Viacom insiste sur le fait que Youtube a totalement conscience de ses actes (et de la vaste contrefaçon qu’elle commet). Ces actes sont bel et bien commis sur le site dont Youtube est propriétaire, comme l’atteste les conditions générales d’utilisation présentes sur le site. Comble de l’ironie, ces CGU font apparaître que Youtube demande aux utilisateurs de lui accorder une licence mondiale en vue d’utiliser, de reproduire, de diffuser, de représenter, etc…les vidéos que les utilisateurs ajoutent sur le site. Viacom reproche à Youtube d’avoir échoué dans la mise en place de mesures qui pourraient réduire considérablement (voire éliminer) l’énorme volume de copies illicites circulant sur le site. Or Youtube a le droit et la capacité de les contrôler. L’incurie de Youtube (toujours selon Viacom) est d’autant plus blâmable qu’elle a montré sa capacité à gérer les protections adéquates pour les contenus sur lesquels elle avait acquis au préalable une licence…

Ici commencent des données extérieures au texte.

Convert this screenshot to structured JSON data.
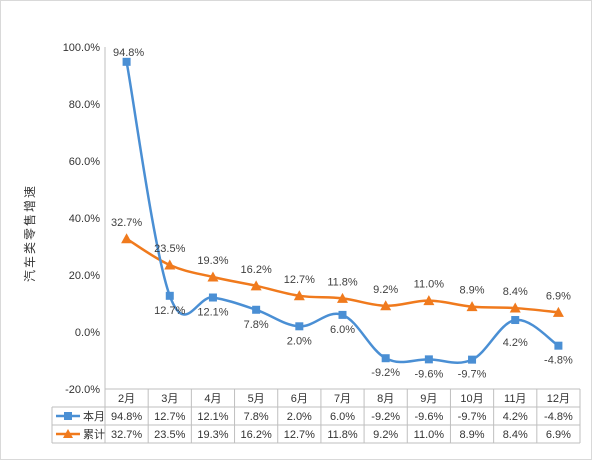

Viacom conclut donc à la violation de copyrights par représentation auprès du public de contenus protégés, par diffusion publique, reproduction de ces mêmes contenus, contribution à la violation de copyrights, entre autres choses.

Dans sa réponse à la demande de Viacom, Youtube s’appuie sur le DMCA (Digital Millennium Copyright Act) qui fait, selon elle, la balance entre les droits des détenteurs de copyright et la nécessité de protéger Internet en tant que nouvelle forme de communication. Pour Youtube, la plainte de Viacom met en danger la manière dont des centaines de millions de personnes échangent légitimement des informations, des nouvelles, des opinions politiques, etc…Youtube se présente comme respectant l’importance des droits de propriété intellectuelle et les règles en vigueur dans le cadre du DMCA. Déniant la plupart des allégations développées par Viacom dans sa demande, Youtube reconnaît toutefois certains éléments : le site est bien un forum dédié aux utilisateurs afin qu’ils puissent partager des contenus originaux ; le site de Google contient effectivement une fonction de recherche des vidéo clips, incluant des liens vers Youtube ; Youtube encourage les utilisateurs à « poster » des vidéo clips ; le procédé de stockage décrit par Viacom est exact ; les utilisateurs de Youtube doivent accepter les CGU avant de « poster » des vidéo clips, ces CGU contenant certaines restrictions quant aux types de vidéo clips autorisés ; Youtube a bien envoyé des lettres à des tiers dans lesquelles il leur est reproché d’avoir permis à des utilisateurs de faire une utilisation non autorisée des services de Youtube ; Youtube dispose effectivement de moyens de protection pour que les titulaires de copyright puissent trouver les vidéo clips ayant été « postés » par les utilisateurs ; après l’acquisition de Youtube par Google la fonction « recherche » à la disposition des utilisateurs permet d’identifier 1000 vidéo clips pour chaque requête faite par l’utilisateur; Google a annoncé être en mesure dans l’avenir de fournir des technologies anti-piratage.

Youtube rejette néanmoins l’ensemble des violations alléguées par Viacom, et ce pour plusieurs raisons : la protection par la règle du « port sur » (safe harbors) du DMCA, l’existence de licences expresses ou tacites accordées par Viacom, la protection par la doctrine du « fair use » (usage loyal), entre autres.

A suivre donc…Mais la performance juridique résidera, selon nous, dans la capacité de Youtube à évoluer vers un modèle différent en ayant recours aux contrats de licence.